Génesis – Uma redacção possível

| 6 Fev 2024

Giovanni di Paolo di Grazia, Criação do Mundo

” A fé ensina-nos, convida-nos e prepara-nos para vislumbrar, celebrar e cantar a beleza, a profundidade e a incompreensibilidade desta economia divina, que abraça o universo inteiro.” Gravura: Giovanni di Paolo di Grazia, Criação do Mundo (1445)

No nosso presente, tão ameaçado pela crise ecológica, pelas alterações climáticas, pelas guerras em curso e por outras que já se insinuam, talvez se afigure algo inoportuno refletir sobre a Criação e o seu significado. Mas tal impressão é cega, e ecoa porventura a nossa já longa e insalubre relação com o mundo material. Importa, porém, cultivar a “polifonia da vida” (Dietrich Bonhoeffer), que abarque em contraponto o positivo e o negativo, as imensas passividades que nos rodeiam e afligem; é indispensável um olhar fundo e recentrado na Criação, na lição do Génesis, que nos leve a descobrir a sacralidade da vida, a relacionalidade, a interconexão e a interpenetração de todas as dimensões da existência (reveladas também pela mecânica quântica), o admirável entrançamento deste nosso mundo multinivelado – desde a base subatómica até ao domínio cultural e espiritual; e que nos leve ainda a eliminar dualismos deletérios, a atenuar o uso meramente fruitivo, egoísta e, por vezes, violento das coisas e a fomentar a sua celebração contemplativa, a atenção ao theatrum gloriae Dei (J. Calvino), ao cenário do universo misterioso onde, para os “olhos da fé” (P. Rousselot), transparece a sabedoria e a subtileza do Deus criador.

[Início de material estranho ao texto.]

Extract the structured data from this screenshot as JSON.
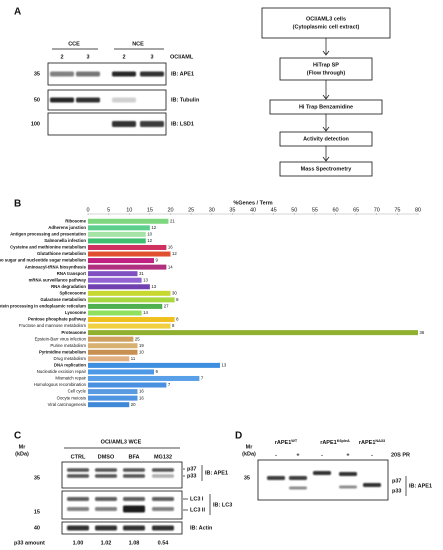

Na tradição judeo-cristã, nunca faltou decerto a ligação entre espiritualidade e Criação – assim nos Salmos, em Francisco de Assis e muitos outros; mas, aqui e além, ao longo dos séculos, devido ao peso e à ressonância da “queda original” na teologia e na consciência dos crentes vingou também uma atitude pessimista perante o mundo natural, não se incrustou assaz uma perspectiva cósmica na vivência individual e comunitária da fé e tardou a surgir um sentido intenso de responsabilidade e cuidado para com a natureza no seu todo.

Quer isto dizer que se passaram por alto implicâncias radicais do que significa a Encarnação, a entrada de Deus na nossa história conturbada e, tantas vezes, trágica, a sua imersão na nossa carne e na substância do mundo por Ele criado e sustido, rumo a um futuro que também só Ele conhece.

Como não há separação entre Criação e Redenção, e Jesus, “fruto do mundo” (Fray Luís de León), é o seu traço de união, a fonte da transformação e o mediador da nossa integração na vida divina e da transformação anastática do cosmos, não será, pois, inoportuno relembrar o enigma do começo de tudo, da Criação.

Esta, da qual Deus não precisava e na qual quis ingressar, é de certa forma um acto de infinita humildade e amor, uma espécie de primeira kenose ou esvaziamento de si, porque Ele avançou com o seu plano de salvação, aceitando todos os riscos e consequências e ajudando todas as coisas a ser co-criadoras e colaboradoras suas.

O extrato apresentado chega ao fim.